The institutional disposition has thus settled: calm the hell down, everyone. We’ve got this. There’s nothing to see: this is not a new normal. Old normal service will be resumed as soon as possible.

Do not adjust your mindset.

But is not the new normal precisely the thing for which chief operating officers the world over have been wishing, carelessly, for thirty years? Isn’t it the logical conclusion of a generation-long push, in the name of cost reduction, to deprecate the office-working experience? For the “new normal” was here long before the bats went crazy in Wuhan. If you want to talk sagely about the “going back to the old normal”, well sorry, chump: that ship has long since sailed.

Over that time employers have systematically dismantled many “peripheral benefits” of office life, treating them as regrettable externalities that should not avoidably accrue to their staff.[1]

So, things a graduate might have expected in 1990 — an office, status, privacy, a travel and entertainment budget, an assistant, an internal mail service, a typing pool, proofreaders — these fripperies have gone.

To be sure, that office might have been a coffin-sized, mouse-infested internal filing cupboard, but it was, marginally, private. But, some time in the late ’90s, she had to share it, then give it up it for a cubicle, the give that up for an un-barricaded desk in a row.

Nowadays, she has a soft commitment that, as long as the projected number of co-workers are sick or on holiday, there should be a spare terminal somewhere in the department she can log into, as long as she wipes it down and removes her belongings before leaving for the day in compliance with the clear desk policy, and as long as she brings something to log in with: even the hardware has been taken away, now, because it’s too expensive.

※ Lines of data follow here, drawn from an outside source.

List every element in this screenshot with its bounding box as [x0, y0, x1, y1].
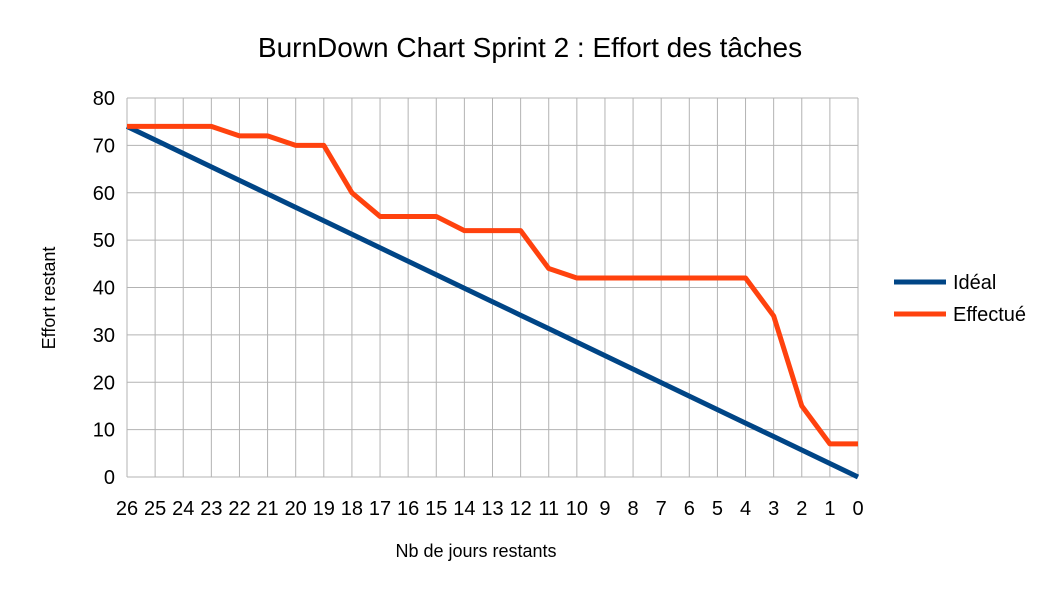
x-tick-label: 13	[481, 498, 503, 520]
y-tick-label: 40	[93, 278, 115, 300]
x-tick-label: 21	[256, 498, 278, 520]
x-tick-label: 24	[172, 498, 194, 520]
y-tick-label: 70	[93, 135, 115, 157]
x-tick-label: 23	[200, 498, 222, 520]
x-tick-label: 10	[566, 498, 588, 520]
y-tick-label: 30	[93, 325, 115, 347]
legend: Idéal Effectué	[894, 272, 1026, 326]
y-tick-label: 50	[93, 230, 115, 252]
x-tick-label: 11	[538, 498, 559, 520]
x-tick-label: 15	[425, 498, 447, 520]
legend-label: Effectué	[953, 304, 1026, 326]
series-lines	[125, 123, 860, 480]
x-tick-label: 20	[285, 498, 307, 520]
x-tick-label: 4	[740, 498, 751, 520]
chart-title: BurnDown Chart Sprint 2 : Effort des tâc…	[258, 32, 802, 63]
x-tick-label: 17	[369, 498, 391, 520]
x-tick-label: 2	[796, 498, 807, 520]
x-tick-label: 5	[712, 498, 723, 520]
x-tick-label: 25	[144, 498, 166, 520]
x-tick-label: 9	[599, 498, 610, 520]
x-tick-label: 18	[341, 498, 363, 520]
y-tick-label: 20	[93, 372, 115, 394]
series-line-ideal	[125, 124, 860, 480]
x-tick-label: 12	[509, 498, 531, 520]
legend-label: Idéal	[953, 272, 996, 294]
x-tick-label: 26	[116, 498, 138, 520]
x-tick-label: 14	[453, 498, 475, 520]
x-tick-label: 22	[228, 498, 250, 520]
y-tick-label: 10	[93, 420, 115, 442]
x-tick-label: 8	[628, 498, 639, 520]
y-axis-ticks: 0 10 20 30 40 50 60 70 80	[93, 88, 115, 489]
grid-lines	[126, 97, 859, 478]
x-axis-ticks: 26 25 24 23 22 21 20 19 18 17 16 15 14 13 12 11 10 9 8 7 6 5 4…	[116, 498, 864, 520]
series-line-effectue	[127, 123, 858, 447]
x-tick-label: 16	[397, 498, 419, 520]
y-axis-label: Effort restant	[39, 247, 59, 350]
x-tick-label: 3	[768, 498, 779, 520]
x-axis-label: Nb de jours restants	[395, 541, 556, 561]
x-tick-label: 6	[684, 498, 695, 520]
x-tick-label: 7	[656, 498, 667, 520]
y-tick-label: 80	[93, 88, 115, 110]
y-tick-label: 60	[93, 183, 115, 205]
x-tick-label: 19	[313, 498, 335, 520]
x-tick-label: 0	[852, 498, 863, 520]
y-tick-label: 0	[104, 467, 115, 489]
x-tick-label: 1	[824, 498, 835, 520]
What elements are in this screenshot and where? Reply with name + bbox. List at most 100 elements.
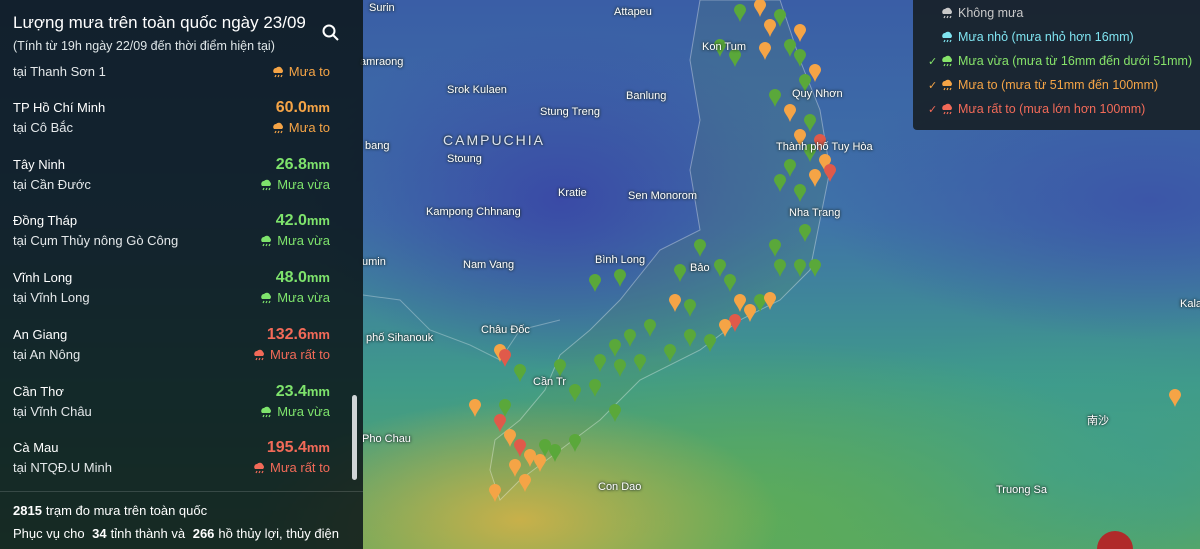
station-marker[interactable] xyxy=(509,459,521,477)
station-marker[interactable] xyxy=(534,454,546,472)
station-marker[interactable] xyxy=(729,314,741,332)
station-marker[interactable] xyxy=(549,444,561,462)
station-marker[interactable] xyxy=(569,434,581,452)
station-marker[interactable] xyxy=(799,74,811,92)
station-marker[interactable] xyxy=(799,224,811,242)
province-name: TP Hồ Chí Minh xyxy=(13,100,106,115)
station-marker[interactable] xyxy=(1169,389,1181,407)
station-marker[interactable] xyxy=(724,274,736,292)
province-name: Cà Mau xyxy=(13,440,59,456)
value: 26.8 xyxy=(275,155,307,173)
station-markers xyxy=(469,0,1181,502)
place-label: bang xyxy=(365,140,390,152)
station-marker[interactable] xyxy=(729,49,741,67)
station-marker[interactable] xyxy=(714,39,726,57)
unit: mm xyxy=(306,100,330,115)
station-marker[interactable] xyxy=(614,269,626,287)
station-marker[interactable] xyxy=(694,239,706,257)
scrollbar[interactable] xyxy=(352,395,357,480)
station-marker[interactable] xyxy=(734,4,746,22)
station-marker[interactable] xyxy=(824,164,836,182)
rain-icon xyxy=(273,66,283,78)
station-marker[interactable] xyxy=(744,304,756,322)
station-marker[interactable] xyxy=(809,64,821,82)
station-marker[interactable] xyxy=(809,169,821,187)
station-marker[interactable] xyxy=(644,319,656,337)
station-marker[interactable] xyxy=(804,144,816,162)
station-marker[interactable] xyxy=(494,414,506,432)
station-marker[interactable] xyxy=(539,439,551,457)
station-marker[interactable] xyxy=(754,0,766,17)
rain-icon xyxy=(254,462,264,474)
legend-item[interactable]: Không mưa xyxy=(928,6,1023,20)
station-marker[interactable] xyxy=(794,129,806,147)
level-text: Mưa vừa xyxy=(277,290,330,306)
legend-item[interactable]: ✓ Mưa rất to (mưa lớn hơn 100mm) xyxy=(928,102,1145,116)
station-marker[interactable] xyxy=(684,329,696,347)
station-marker[interactable] xyxy=(809,259,821,277)
station-marker[interactable] xyxy=(769,239,781,257)
station-marker[interactable] xyxy=(784,159,796,177)
place-label: Srok Kulaen xyxy=(447,84,507,96)
station-marker[interactable] xyxy=(514,439,526,457)
station-marker[interactable] xyxy=(674,264,686,282)
station-marker[interactable] xyxy=(759,42,771,60)
legend-item[interactable]: ✓ Mưa to (mưa từ 51mm đến 100mm) xyxy=(928,78,1158,92)
station-marker[interactable] xyxy=(819,154,831,172)
station-marker[interactable] xyxy=(774,174,786,192)
legend-item[interactable]: Mưa nhỏ (mưa nhỏ hơn 16mm) xyxy=(928,30,1134,44)
place-label: Con Dao xyxy=(598,481,642,493)
station-marker[interactable] xyxy=(794,24,806,42)
station-marker[interactable] xyxy=(714,259,726,277)
rain-icon xyxy=(254,349,264,361)
station-marker[interactable] xyxy=(774,9,786,27)
station-marker[interactable] xyxy=(719,319,731,337)
station-marker[interactable] xyxy=(504,429,516,447)
station-marker[interactable] xyxy=(754,294,766,312)
station-marker[interactable] xyxy=(784,39,796,57)
rain-icon xyxy=(942,55,952,67)
station-marker[interactable] xyxy=(769,89,781,107)
station-marker[interactable] xyxy=(594,354,606,372)
station-marker[interactable] xyxy=(609,404,621,422)
station-marker[interactable] xyxy=(794,259,806,277)
station-marker[interactable] xyxy=(609,339,621,357)
station-marker[interactable] xyxy=(794,49,806,67)
station-marker[interactable] xyxy=(784,104,796,122)
station-marker[interactable] xyxy=(519,474,531,492)
station-marker[interactable] xyxy=(734,294,746,312)
legend-item[interactable]: ✓ Mưa vừa (mưa từ 16mm đến dưới 51mm) xyxy=(928,54,1192,68)
station-marker[interactable] xyxy=(589,379,601,397)
level-text: Mưa to xyxy=(288,64,330,79)
station-marker[interactable] xyxy=(489,484,501,502)
station-name: tại Vĩnh Châu xyxy=(13,403,92,419)
station-marker[interactable] xyxy=(554,359,566,377)
station-marker[interactable] xyxy=(469,399,481,417)
station-marker[interactable] xyxy=(774,259,786,277)
rain-level: Mưa vừa xyxy=(259,233,330,248)
station-marker[interactable] xyxy=(814,134,826,152)
station-marker[interactable] xyxy=(569,384,581,402)
station-marker[interactable] xyxy=(669,294,681,312)
station-marker[interactable] xyxy=(514,364,526,382)
station-marker[interactable] xyxy=(499,399,511,417)
station-marker[interactable] xyxy=(499,349,511,367)
summary-line: Phục vụ cho 34 tỉnh thành và 266 hồ thủy l… xyxy=(13,526,339,541)
station-marker[interactable] xyxy=(704,334,716,352)
place-label: Stung Treng xyxy=(540,106,600,118)
station-marker[interactable] xyxy=(764,292,776,310)
station-marker[interactable] xyxy=(804,114,816,132)
station-name: tại NTQĐ.U Minh xyxy=(13,460,112,476)
station-marker[interactable] xyxy=(684,299,696,317)
station-marker[interactable] xyxy=(589,274,601,292)
station-marker[interactable] xyxy=(634,354,646,372)
place-label: Attapeu xyxy=(614,6,652,18)
station-marker[interactable] xyxy=(524,449,536,467)
station-marker[interactable] xyxy=(624,329,636,347)
station-marker[interactable] xyxy=(764,19,776,37)
station-marker[interactable] xyxy=(614,359,626,377)
search-button[interactable] xyxy=(322,24,340,42)
station-marker[interactable] xyxy=(664,344,676,362)
station-marker[interactable] xyxy=(794,184,806,202)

Forget about tea and coffee: what is this? Butlins? Even paper cups have disappeared from kitchens; chocolate biscuits have disappeared from meeting rooms which, themselves, slowly vanished as our working spaces were systematically compressed.

Long before COVID, that is to say, the office had lost most of its appeal. Yet, like frogs in a warming pot, we have tolerated the piecemeal withdrawal of emoluments: thousands of cuts in a long-term doctrinaire erosion of paltry joys. But the professions changed over that period: they were transformed into fungible, interchangeable items of capital. In this way did personnel become plant.

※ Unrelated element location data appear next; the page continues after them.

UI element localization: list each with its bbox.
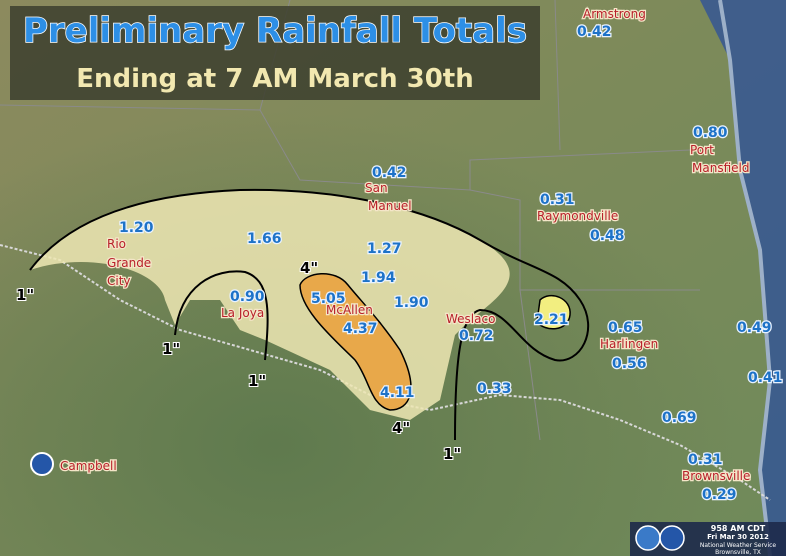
place-name: Brownsville (682, 469, 750, 483)
rainfall-value: 2.21 (534, 312, 569, 328)
stamp-logo (635, 525, 661, 551)
rio-grande (0, 244, 771, 501)
rainfall-value: 0.49 (737, 320, 772, 336)
rainfall-value: 1.27 (367, 241, 402, 257)
rainfall-value: 0.48 (590, 228, 625, 244)
stamp-line: Brownsville, TX (715, 549, 761, 556)
contour-label: 1" (16, 286, 34, 304)
rainfall-value: 0.56 (612, 356, 647, 372)
place-name: Armstrong (583, 7, 646, 21)
place-name: La Joya (221, 306, 264, 320)
rainfall-value: 1.20 (119, 220, 154, 236)
contour-label: 1" (162, 340, 180, 358)
rainfall-value: 0.80 (693, 125, 728, 141)
rainfall-value: 1.94 (361, 270, 396, 286)
place-name: San (365, 181, 388, 195)
place-name: Weslaco (446, 312, 495, 326)
place-name: Mansfield (692, 161, 749, 175)
rainfall-value: 0.65 (608, 320, 643, 336)
place-name: Raymondville (537, 209, 618, 223)
rainfall-value: 0.42 (577, 24, 612, 40)
place-name: Harlingen (600, 337, 658, 351)
rainfall-value: 0.90 (230, 289, 265, 305)
rainfall-value: 1.66 (247, 231, 282, 247)
rainfall-value: 5.05 (311, 291, 346, 307)
rainfall-value: 0.31 (688, 452, 723, 468)
office-label: Campbell (60, 459, 117, 473)
coast (718, 0, 773, 556)
county-lines (0, 0, 700, 441)
rainfall-value: 0.42 (372, 165, 407, 181)
rainfall-value: 1.90 (394, 295, 429, 311)
rainfall-value: 0.72 (459, 328, 494, 344)
rainfall-value: 0.31 (540, 192, 575, 208)
stamp-line: 958 AM CDT (711, 524, 766, 533)
place-name: Rio (107, 237, 126, 251)
place-name: Grande (107, 256, 151, 270)
place-name: McAllen (326, 303, 373, 317)
place-name: Port (690, 143, 714, 157)
title: Preliminary Rainfall Totals (23, 11, 527, 51)
two-inch-area (536, 294, 571, 330)
labels: Armstrong Port Mansfield San Manuel Rio Grande… (15, 6, 784, 505)
rainfall-value: 0.41 (748, 370, 783, 386)
contour-label: 1" (443, 445, 461, 463)
place-name: Manuel (368, 199, 412, 213)
contour-label: 4" (300, 259, 318, 277)
nws-logo (30, 452, 54, 476)
rainfall-value: 0.33 (477, 381, 512, 397)
stamp-line: Fri Mar 30 2012 (707, 533, 769, 541)
rainfall-value: 0.69 (662, 410, 697, 426)
stamp-line: National Weather Service (700, 542, 777, 549)
contour-label: 1" (248, 372, 266, 390)
subtitle: Ending at 7 AM March 30th (76, 64, 474, 94)
one-inch-contour (174, 270, 269, 361)
stamp-logo (659, 525, 685, 551)
title-panel (10, 6, 540, 100)
water (700, 0, 786, 556)
rainfall-value: 4.37 (343, 321, 378, 337)
four-inch-area (299, 272, 412, 411)
rainfall-value: 0.29 (702, 487, 737, 503)
place-name: City (107, 274, 131, 288)
rainfall-value: 4.11 (380, 385, 415, 401)
contour-label: 4" (392, 419, 410, 437)
one-inch-contour (29, 188, 590, 441)
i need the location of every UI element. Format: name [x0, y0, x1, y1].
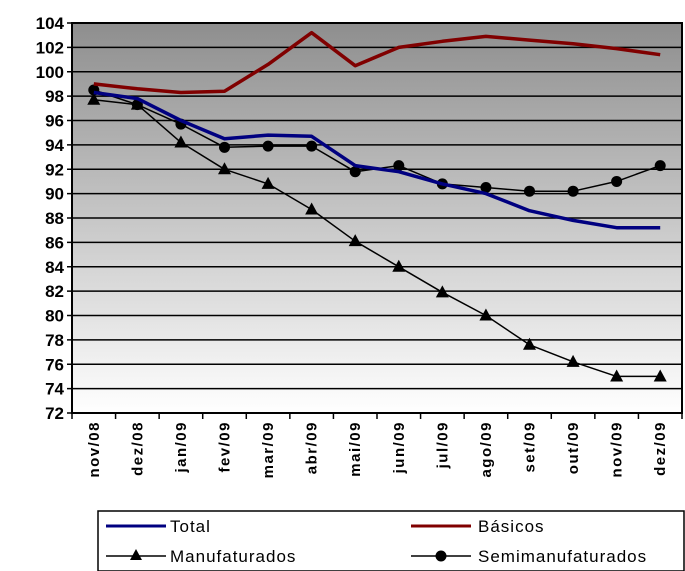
x-tick-label: jan/09 — [173, 421, 190, 474]
series-line — [93, 90, 661, 230]
legend-label-semimanufaturados: Semimanufaturados — [478, 547, 647, 566]
legend-item-manufaturados: Manufaturados — [106, 547, 296, 566]
y-tick-label: 100 — [36, 63, 64, 82]
y-tick-label: 94 — [45, 136, 64, 155]
x-tick-label: jul/09 — [434, 421, 451, 469]
legend-label-basicos: Básicos — [478, 517, 545, 536]
y-tick-label: 98 — [45, 87, 64, 106]
data-point-circle — [306, 140, 318, 152]
legend-item-semimanufaturados: Semimanufaturados — [411, 547, 647, 566]
y-tick-label: 80 — [45, 307, 64, 326]
y-tick-label: 96 — [45, 112, 64, 131]
data-point-triangle — [653, 369, 667, 382]
x-tick-label: nov/08 — [86, 421, 103, 478]
x-tick-label: nov/09 — [609, 421, 626, 478]
series-line — [93, 30, 661, 95]
y-tick-label: 90 — [45, 185, 64, 204]
y-tick-label: 104 — [36, 14, 65, 33]
series-manufaturados — [87, 92, 667, 382]
data-point-triangle — [261, 176, 275, 189]
legend-label-total: Total — [170, 517, 211, 536]
data-point-triangle — [305, 202, 319, 215]
legend-label-manufaturados: Manufaturados — [170, 547, 296, 566]
x-tick-label: ago/09 — [478, 421, 495, 478]
series-total — [93, 90, 661, 230]
data-point-circle — [393, 160, 405, 172]
y-tick-label: 76 — [45, 355, 64, 374]
legend-box — [97, 510, 685, 571]
legend-circle-marker — [435, 550, 447, 562]
data-point-triangle — [392, 259, 406, 272]
y-tick-label: 102 — [36, 38, 64, 57]
data-point-triangle — [523, 337, 536, 350]
data-point-circle — [349, 166, 361, 178]
y-tick-label: 86 — [45, 233, 64, 252]
y-tick-label: 88 — [45, 209, 64, 228]
legend-triangle-marker — [130, 549, 142, 560]
legend: Total Básicos Manufaturados Semimanufatu… — [97, 510, 685, 571]
series-layer — [87, 30, 667, 382]
x-tick-label: out/09 — [565, 421, 582, 474]
y-tick-label: 84 — [45, 258, 64, 277]
y-tick-label: 74 — [45, 380, 64, 399]
data-point-circle — [524, 185, 535, 197]
y-tick-label: 92 — [45, 160, 64, 179]
x-tick-label: dez/08 — [129, 421, 146, 476]
x-tick-label: mai/09 — [347, 421, 364, 477]
data-point-triangle — [435, 285, 449, 298]
y-tick-label: 78 — [45, 331, 64, 350]
series-line — [93, 99, 661, 378]
data-point-triangle — [610, 369, 624, 382]
data-point-triangle — [174, 135, 188, 148]
data-point-circle — [480, 182, 492, 194]
data-point-triangle — [218, 162, 231, 175]
data-point-circle — [219, 141, 230, 153]
y-tick-label: 72 — [45, 404, 64, 423]
data-point-triangle — [87, 92, 101, 105]
series-basicos — [93, 30, 661, 95]
legend-item-basicos: Básicos — [411, 517, 545, 536]
x-tick-label: abr/09 — [304, 421, 321, 474]
x-tick-label: set/09 — [522, 421, 539, 473]
x-axis: nov/08 dez/08 jan/09 fev/09 mar/09 abr/09 mai/… — [71, 413, 683, 478]
data-point-triangle — [348, 234, 362, 247]
x-tick-label: jun/09 — [391, 421, 408, 474]
y-axis: 72 74 76 78 80 82 84 86 88 90 92 94 96 98 100 102 104 — [36, 14, 72, 423]
data-point-circle — [654, 160, 666, 172]
y-tick-label: 82 — [45, 282, 64, 301]
data-point-triangle — [479, 308, 493, 321]
data-point-circle — [611, 175, 623, 187]
data-point-circle — [567, 185, 579, 197]
data-point-circle — [262, 140, 274, 152]
x-tick-label: mar/09 — [260, 421, 277, 478]
x-tick-label: fev/09 — [217, 421, 234, 473]
data-point-triangle — [566, 354, 580, 367]
legend-item-total: Total — [106, 517, 211, 536]
x-tick-label: dez/09 — [652, 421, 669, 476]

Now all this would be fair enough for work that really could be operationalised. That’s the way it’s gone since the plough: separate dull mechanical tasks, better done by a machine, from interesting and valuable needing judgment and emotional intelligence, to be done by the meatware.

“Bring your own premises” is just the logical next step. We already bring our own devices. Just as BYOD was an unexpected blessing, so is “BYOP”: we can roll back the years. Nineteen ninety is back. We can trade a sterilised rectangle of desk-space for our own office, as grandiose or grubby as we like, with photos of departed pets, printouts of those faxed Larson cartoons and whale music on the Sonos if we want, and the Chief Operating Officer need not care a row of buttons, and can’t do a thing about it, even if he does.

And now we have seen that possibility — not just seen it, but demonstrated over a sustained period that we can make it work: we are more productive that way, is it any wonder that slogging each day into a drab warehouse to sit at a telescreen, only participate in exactly the same Zoom calls we’ve been doing from home, only with crappier coffee and no guitar for those lengthy spells on mute — really doesn’t appeal?

See also

References

  1. That is, where they can be persuaded not to dispense with professional staff at all: the temptation to outsource meaningful work altogether to itinerant, gig-working school-leavers from Bucharest is one that many middle managers cannot resist.